Karriere mit Kind:Wo eine Erzieherin statt einer Sekretärin arbeitet

Karriere mit Kind: In Berliner Gemeinschaftsbüros mit Kinderbetreuung können Eltern konzentriert arbeiten, während die Kinder im Nachbarraum betreut werden.

In Berliner Gemeinschaftsbüros mit Kinderbetreuung können Eltern konzentriert arbeiten, während die Kinder im Nachbarraum betreut werden.

(Foto: Nanna Maja)

An Berliner Gemeinschaftsarbeitsplätzen können Eltern guten Gewissens arbeiten.

Von Verena Mayer

Wohin mit dem Baby, wenn man eine junge Mutter oder ein junger Vater ist und arbeiten will oder muss? Mitnehmen ins Büro natürlich! Das ist jedenfalls die neueste Antwort aus Berlin auf die Frage, wie sich Beruf und Familie vereinbaren lassen. In einigen Bürogemeinschaften der Hauptstadt kann man nämlich nicht nur einen Platz buchen, um tage- oder wochenweise zu arbeiten, sondern die Kinderbetreuung gleich mit dazu.

Im Bezirk Prenzlauer Berg etwa. Dort liegt "Le Box", ein Ladenlokal, das mit seinen hellen Schreibtischen und der offenen Küche wirkt wie eine Mischung aus Designstudio, Altbauwohnung und Kaffeebar. Und im Nebenzimmer wartet schon eine ausgebildete Erzieherin darauf, dass man ihr die Kinder übergibt.

Was die Kinderbetreuung betrifft, haben die Möglichkeiten in Berlin den Bewohnern anderer Städte schon immer die Tränen in die Augen getrieben. Es ist nicht nur gesellschaftlich vollkommen akzeptiert, nach der Geburt schnell wieder in den Job einzusteigen. Sondern es stehen auch jede Menge freier Kita-Plätze zur Verfügung, 6000 derzeit, um genau zu sein, und die sind ab Mitte 2018 auch noch vollkommen kostenlos. Und jetzt gibt es eben auch noch Coworking mit Kind. Betriebskitas für Kreative, Freiberufler und Arbeitsnomaden gewissermaßen.

Kein schlechtes Gewissen mehr

Doch was bedeutet das für die Kinder? Und wie arbeitet man eigentlich, wenn das Baby immer in Reichweite ist? Sandra Runge, eine Berliner Anwältin, die eine Kita mit angrenzender Bürogemeinschaft gegründet hat, sagt, der Arbeitsplatz sei "normaler, als man denkt". Weder würde man im Büro ständig über die Kinder reden noch vom Schreibtisch aufspringen, wenn man denkt, es sei etwas mit den Kindern.
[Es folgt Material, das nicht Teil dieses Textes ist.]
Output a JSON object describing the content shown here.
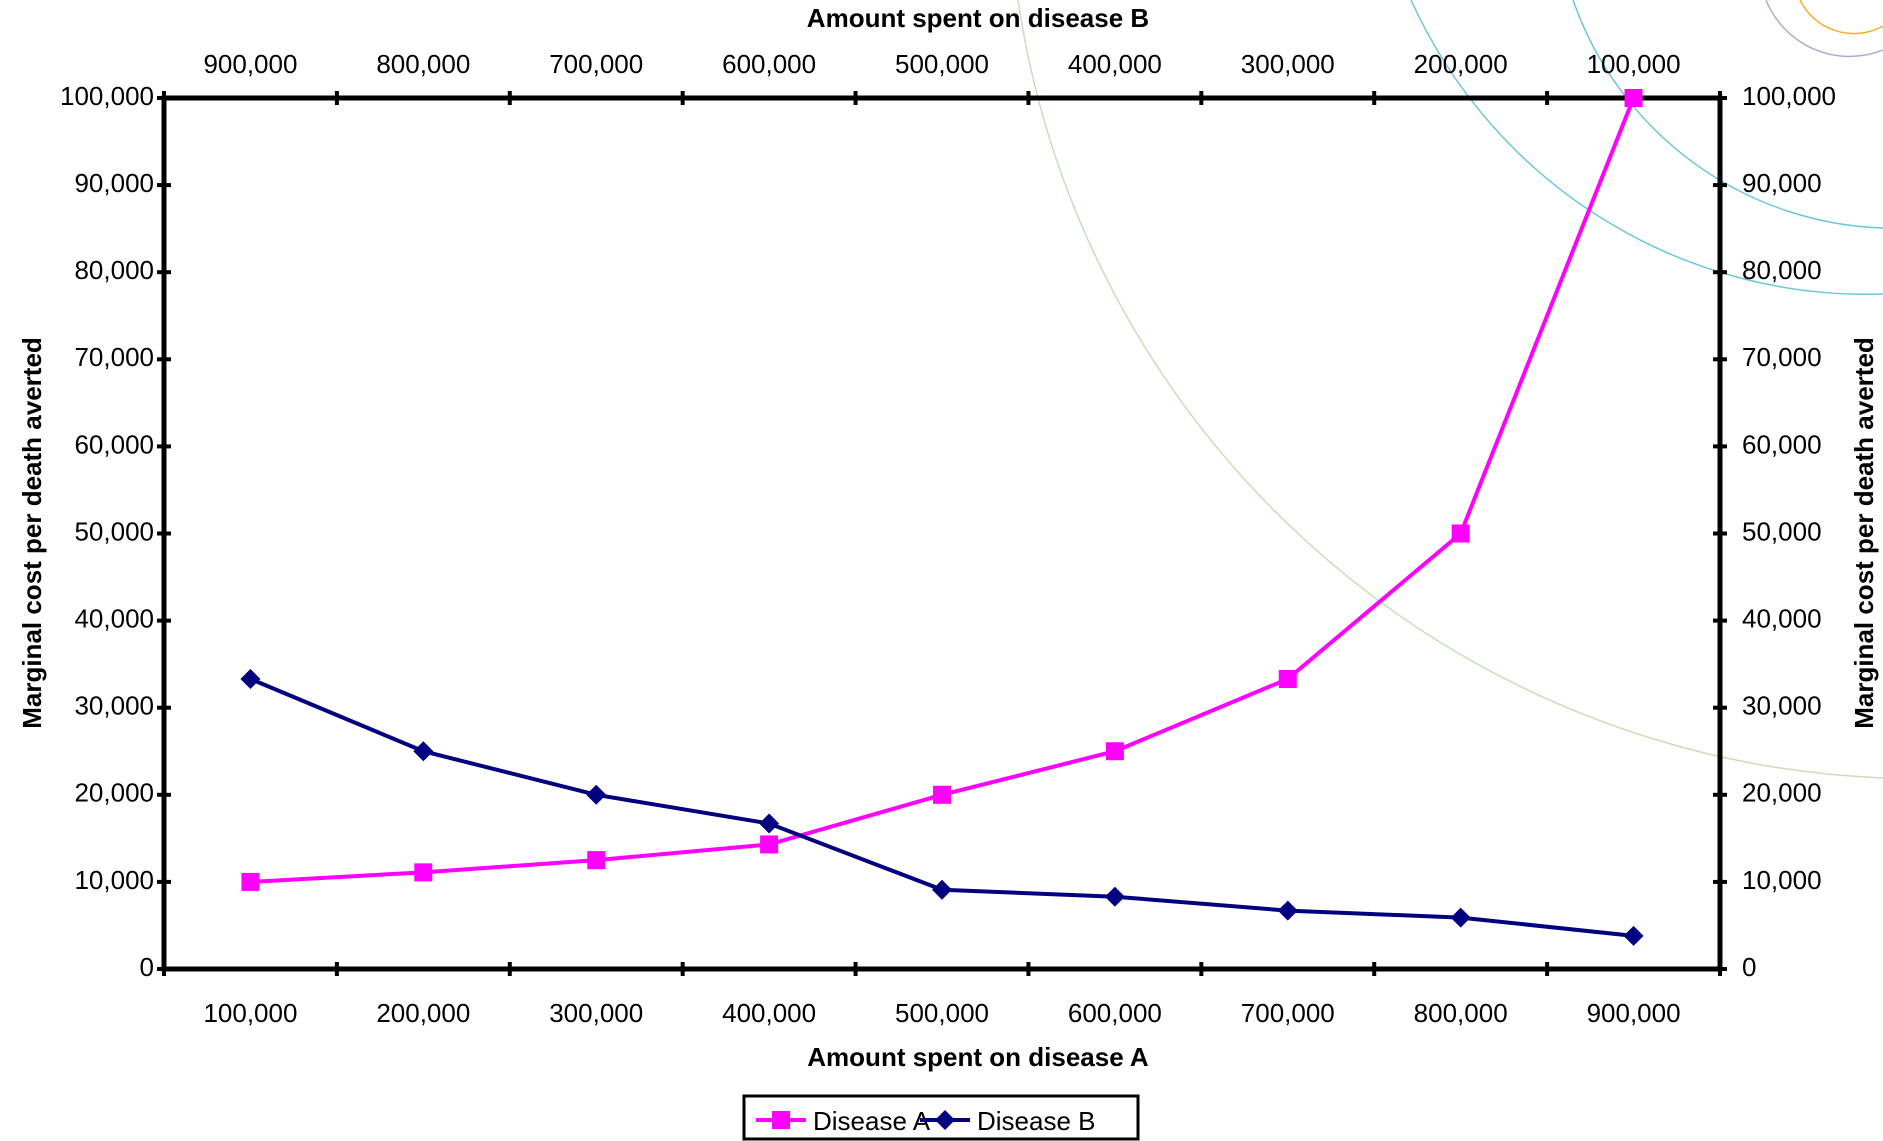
{
  "chart_data": {
    "type": "line",
    "x_label": "Amount spent on disease A",
    "x2_label": "Amount spent on disease B",
    "y_label": "Marginal cost per death averted",
    "y2_label": "Marginal cost per death averted",
    "categories": [
      "100,000",
      "200,000",
      "300,000",
      "400,000",
      "500,000",
      "600,000",
      "700,000",
      "800,000",
      "900,000"
    ],
    "x2_categories": [
      "900,000",
      "800,000",
      "700,000",
      "600,000",
      "500,000",
      "400,000",
      "300,000",
      "200,000",
      "100,000"
    ],
    "series": [
      {
        "name": "Disease A",
        "color": "#ff00ff",
        "marker": "square",
        "values": [
          10000,
          11100,
          12500,
          14300,
          20000,
          25000,
          33300,
          50000,
          100000
        ]
      },
      {
        "name": "Disease B",
        "color": "#000080",
        "marker": "diamond",
        "values": [
          33300,
          25000,
          20000,
          16700,
          9100,
          8300,
          6700,
          5900,
          3800
        ]
      }
    ],
    "ylim": [
      0,
      100000
    ],
    "yticks": [
      0,
      {
        "value": 10000,
        "label": "10,000"
      },
      {
        "value": 20000,
        "label": "20,000"
      },
      {
        "value": 30000,
        "label": "30,000"
      },
      {
        "value": 40000,
        "label": "40,000"
      },
      {
        "value": 50000,
        "label": "50,000"
      },
      {
        "value": 60000,
        "label": "60,000"
      },
      {
        "value": 70000,
        "label": "70,000"
      },
      {
        "value": 80000,
        "label": "80,000"
      },
      {
        "value": 90000,
        "label": "90,000"
      },
      {
        "value": 100000,
        "label": "100,000"
      }
    ],
    "y2lim": [
      0,
      100000
    ],
    "y2ticks": [
      0,
      {
        "value": 10000,
        "label": "10,000"
      },
      {
        "value": 20000,
        "label": "20,000"
      },
      {
        "value": 30000,
        "label": "30,000"
      },
      {
        "value": 40000,
        "label": "40,000"
      },
      {
        "value": 50000,
        "label": "50,000"
      },
      {
        "value": 60000,
        "label": "60,000"
      },
      {
        "value": 70000,
        "label": "70,000"
      },
      {
        "value": 80000,
        "label": "80,000"
      },
      {
        "value": 90000,
        "label": "90,000"
      },
      {
        "value": 100000,
        "label": "100,000"
      }
    ],
    "grid": false,
    "legend": "bottom"
  }
}
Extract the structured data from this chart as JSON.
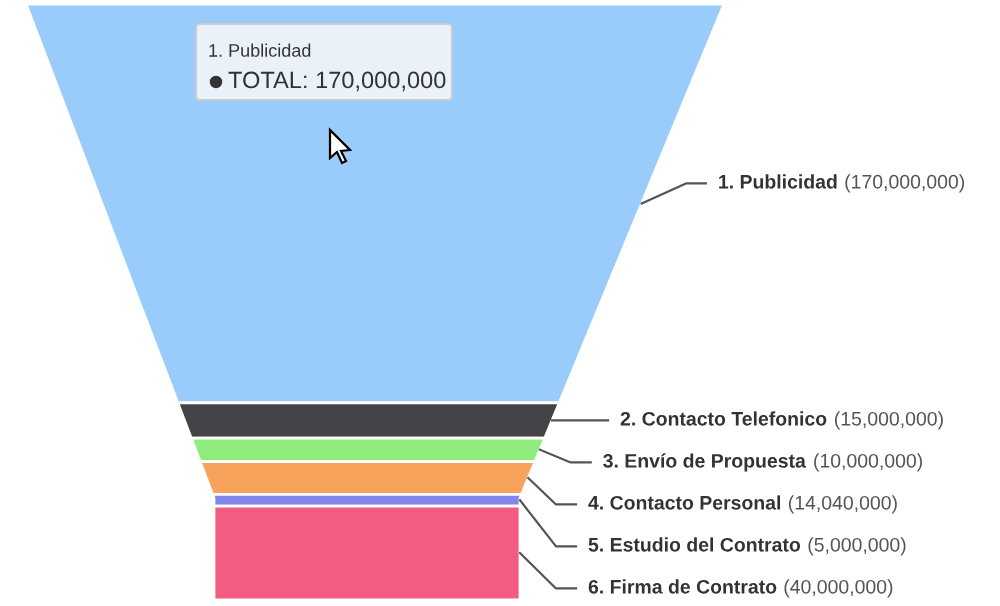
{
  "chart_data": {
    "type": "other",
    "categories": [
      "1. Publicidad",
      "2. Contacto Telefonico",
      "3. Envío de Propuesta",
      "4. Contacto Personal",
      "5. Estudio del Contrato",
      "6. Firma de Contrato"
    ],
    "values": [
      170000000,
      15000000,
      10000000,
      14040000,
      5000000,
      40000000
    ],
    "colors": [
      "#99ccfa",
      "#434348",
      "#90ed7d",
      "#f7a35c",
      "#8085e9",
      "#f15c80"
    ],
    "value_labels": [
      "(170,000,000)",
      "(15,000,000)",
      "(10,000,000)",
      "(14,040,000)",
      "(5,000,000)",
      "(40,000,000)"
    ],
    "annotations": [
      "1. Publicidad",
      "TOTAL: 170,000,000"
    ]
  }
}
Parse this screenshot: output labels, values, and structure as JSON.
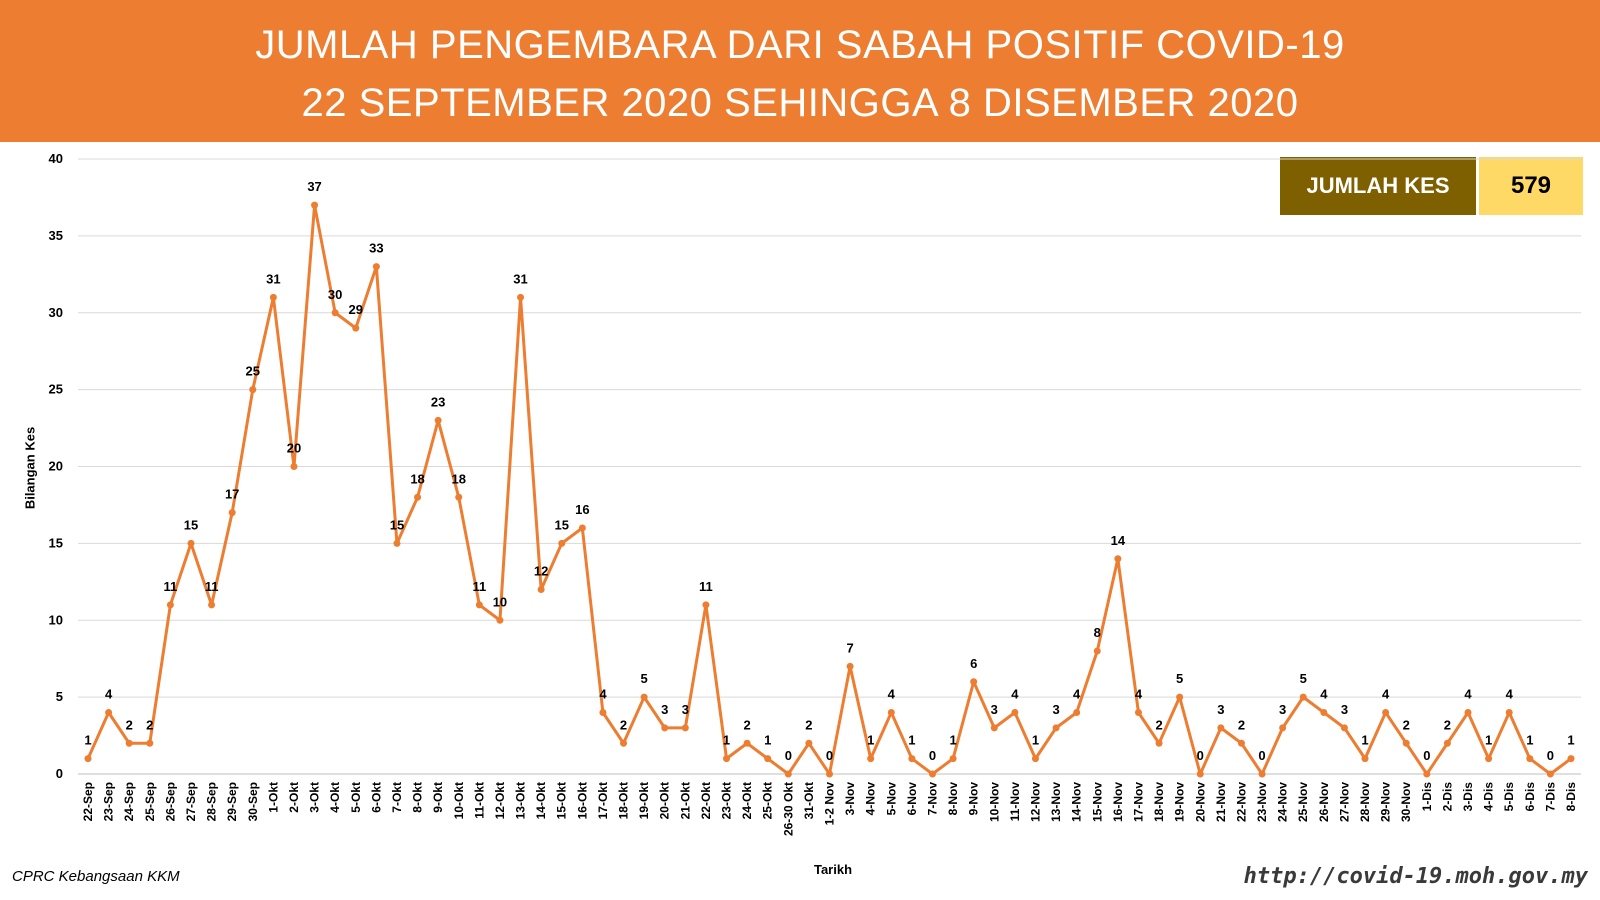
{
  "header": {
    "title_line1": "JUMLAH PENGEMBARA DARI SABAH POSITIF COVID-19",
    "title_line2": "22 SEPTEMBER 2020 SEHINGGA 8 DISEMBER 2020"
  },
  "total": {
    "label": "JUMLAH KES",
    "value": "579"
  },
  "footer": {
    "source": "CPRC Kebangsaan KKM",
    "url": "http://covid-19.moh.gov.my"
  },
  "colors": {
    "header_bg": "#ED7D31",
    "line": "#ED7D31",
    "total_label_bg": "#7F6000",
    "total_value_bg": "#FFD966",
    "grid": "#D9D9D9"
  },
  "chart_data": {
    "type": "line",
    "xlabel": "Tarikh",
    "ylabel": "Bilangan Kes",
    "ylim": [
      0,
      40
    ],
    "yticks": [
      0,
      5,
      10,
      15,
      20,
      25,
      30,
      35,
      40
    ],
    "grid": true,
    "data_labels": true,
    "categories": [
      "22-Sep",
      "23-Sep",
      "24-Sep",
      "25-Sep",
      "26-Sep",
      "27-Sep",
      "28-Sep",
      "29-Sep",
      "30-Sep",
      "1-Okt",
      "2-Okt",
      "3-Okt",
      "4-Okt",
      "5-Okt",
      "6-Okt",
      "7-Okt",
      "8-Okt",
      "9-Okt",
      "10-Okt",
      "11-Okt",
      "12-Okt",
      "13-Okt",
      "14-Okt",
      "15-Okt",
      "16-Okt",
      "17-Okt",
      "18-Okt",
      "19-Okt",
      "20-Okt",
      "21-Okt",
      "22-Okt",
      "23-Okt",
      "24-Okt",
      "25-Okt",
      "26-30 Okt",
      "31-Okt",
      "1-2 Nov",
      "3-Nov",
      "4-Nov",
      "5-Nov",
      "6-Nov",
      "7-Nov",
      "8-Nov",
      "9-Nov",
      "10-Nov",
      "11-Nov",
      "12-Nov",
      "13-Nov",
      "14-Nov",
      "15-Nov",
      "16-Nov",
      "17-Nov",
      "18-Nov",
      "19-Nov",
      "20-Nov",
      "21-Nov",
      "22-Nov",
      "23-Nov",
      "24-Nov",
      "25-Nov",
      "26-Nov",
      "27-Nov",
      "28-Nov",
      "29-Nov",
      "30-Nov",
      "1-Dis",
      "2-Dis",
      "3-Dis",
      "4-Dis",
      "5-Dis",
      "6-Dis",
      "7-Dis",
      "8-Dis"
    ],
    "values": [
      1,
      4,
      2,
      2,
      11,
      15,
      11,
      17,
      25,
      31,
      20,
      37,
      30,
      29,
      33,
      15,
      18,
      23,
      18,
      11,
      10,
      31,
      12,
      15,
      16,
      4,
      2,
      5,
      3,
      3,
      11,
      1,
      2,
      1,
      0,
      2,
      0,
      7,
      1,
      4,
      1,
      0,
      1,
      6,
      3,
      4,
      1,
      3,
      4,
      8,
      14,
      4,
      2,
      5,
      0,
      3,
      2,
      0,
      3,
      5,
      4,
      3,
      1,
      4,
      2,
      0,
      2,
      4,
      1,
      4,
      1,
      0,
      1
    ]
  }
}
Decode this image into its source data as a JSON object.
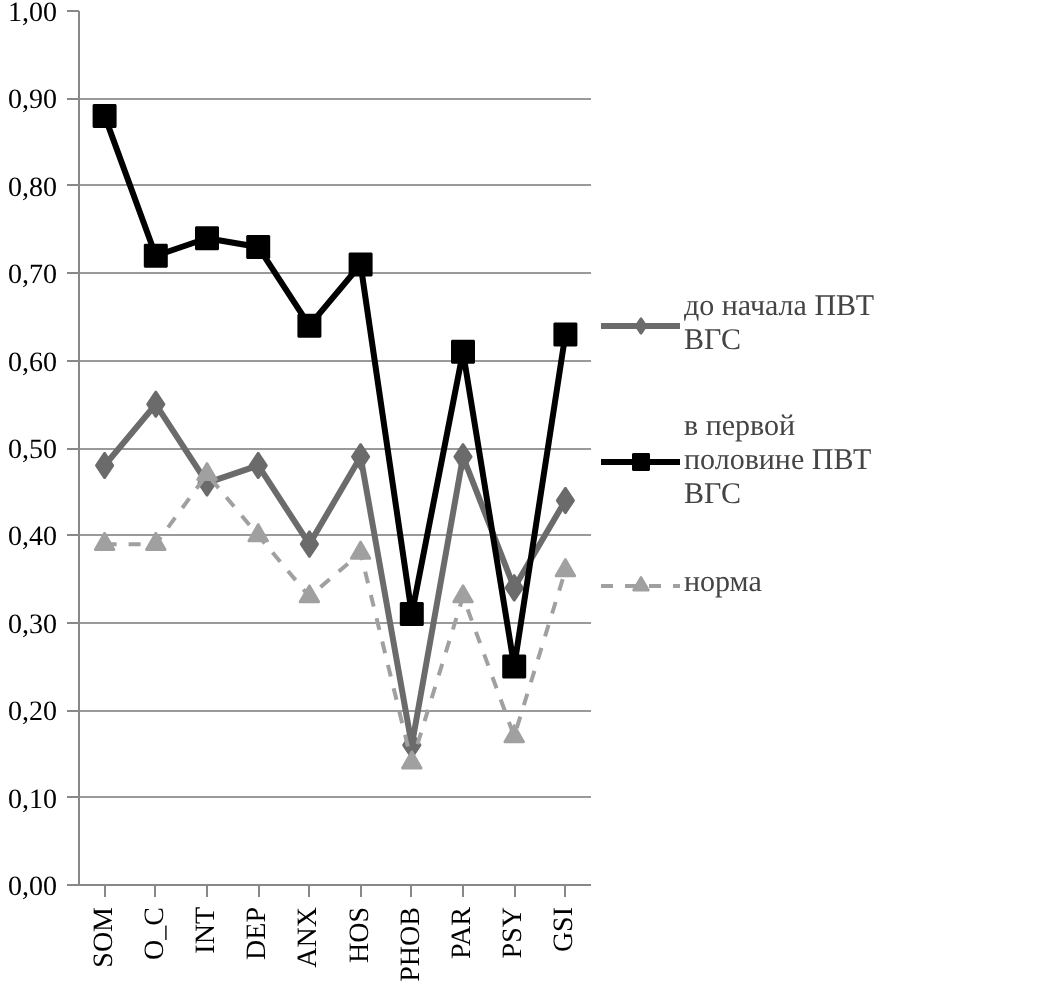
{
  "chart_data": {
    "type": "line",
    "categories": [
      "SOM",
      "O_C",
      "INT",
      "DEP",
      "ANX",
      "HOS",
      "PHOB",
      "PAR",
      "PSY",
      "GSI"
    ],
    "ylim": [
      0,
      1
    ],
    "yticks": [
      {
        "value": 0,
        "label": "0,00"
      },
      {
        "value": 0.1,
        "label": "0,10"
      },
      {
        "value": 0.2,
        "label": "0,20"
      },
      {
        "value": 0.3,
        "label": "0,30"
      },
      {
        "value": 0.4,
        "label": "0,40"
      },
      {
        "value": 0.5,
        "label": "0,50"
      },
      {
        "value": 0.6,
        "label": "0,60"
      },
      {
        "value": 0.7,
        "label": "0,70"
      },
      {
        "value": 0.8,
        "label": "0,80"
      },
      {
        "value": 0.9,
        "label": "0,90"
      },
      {
        "value": 1,
        "label": "1,00"
      }
    ],
    "grid": "y",
    "legend": "right",
    "series": [
      {
        "name": "до начала ПВТ ВГС",
        "color": "#6b6b6b",
        "marker": "diamond",
        "line_style": "solid",
        "values": [
          0.48,
          0.55,
          0.46,
          0.48,
          0.39,
          0.49,
          0.16,
          0.49,
          0.34,
          0.44
        ]
      },
      {
        "name": "в первой половине ПВТ ВГС",
        "color": "#000000",
        "marker": "square",
        "line_style": "solid",
        "values": [
          0.88,
          0.72,
          0.74,
          0.73,
          0.64,
          0.71,
          0.31,
          0.61,
          0.25,
          0.63
        ]
      },
      {
        "name": "норма",
        "color": "#a0a0a0",
        "marker": "triangle",
        "line_style": "dashed",
        "values": [
          0.39,
          0.39,
          0.47,
          0.4,
          0.33,
          0.38,
          0.14,
          0.33,
          0.17,
          0.36
        ]
      }
    ]
  }
}
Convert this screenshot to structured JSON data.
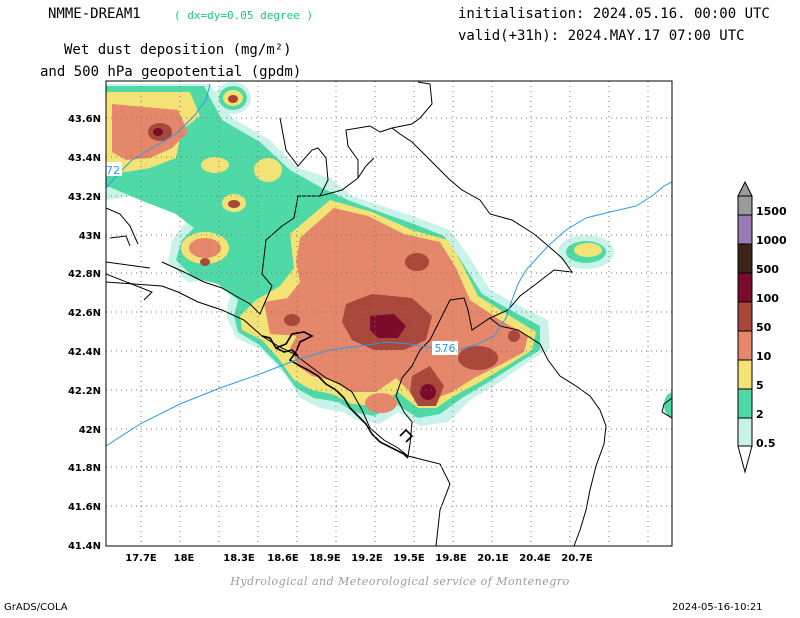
{
  "header": {
    "model": "NMME-DREAM1",
    "grid_note": "( dx=dy=0.05 degree )",
    "init": "initialisation: 2024.05.16. 00:00 UTC",
    "valid": "valid(+31h): 2024.MAY.17 07:00 UTC",
    "variable_line1": "Wet dust deposition (mg/m²)",
    "variable_line2": "and 500 hPa geopotential (gpdm)"
  },
  "map": {
    "lat_labels": [
      "43.6N",
      "43.4N",
      "43.2N",
      "43N",
      "42.8N",
      "42.6N",
      "42.4N",
      "42.2N",
      "42N",
      "41.8N",
      "41.6N",
      "41.4N"
    ],
    "lon_labels": [
      "17.7E",
      "18E",
      "18.3E",
      "18.6E",
      "18.9E",
      "19.2E",
      "19.5E",
      "19.8E",
      "20.1E",
      "20.4E",
      "20.7E"
    ],
    "contour_labels": [
      "72",
      "576"
    ],
    "contour_color": "#2b9be6"
  },
  "legend": {
    "labels": [
      "1500",
      "1000",
      "500",
      "100",
      "50",
      "10",
      "5",
      "2",
      "0.5"
    ],
    "colors": [
      "#9b7bb4",
      "#3d2418",
      "#7b0b2b",
      "#a8473a",
      "#e5876a",
      "#f3e276",
      "#4fd9a6",
      "#c9f2ea"
    ]
  },
  "footer": {
    "credit": "Hydrological and Meteorological service of Montenegro",
    "software": "GrADS/COLA",
    "timestamp": "2024-05-16-10:21"
  }
}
Dafür falle das "permanente schlechte Gewissen" weg, zu wenig für den Job zu tun oder zu selten bei den Kindern zu sein. Und dass man die Elternabende gleich im Büro abhalten könne, sei "ziemlich praktisch".

Die Leute, die in solchen Bürogemeinschaften sitzen, arbeiten in den Medien oder in der PR, studieren oder gründen ein Start-up; eine Lehrerin bereitet ihre Stunden vor, eine Musikerin erledigt ihren Papierkram, eine Frau macht im Coworking Space ihren Job für eine NGO. Die meisten sind Mütter, und hier enthüllt die schöne neue Arbeitswelt eine Kehrseite: Coworking mit Kind ist, wie so vieles, ein Frauenmodell. Die Väter bleiben nach der Geburt in ihren angestammten Büros, Praxen oder Kanzleien.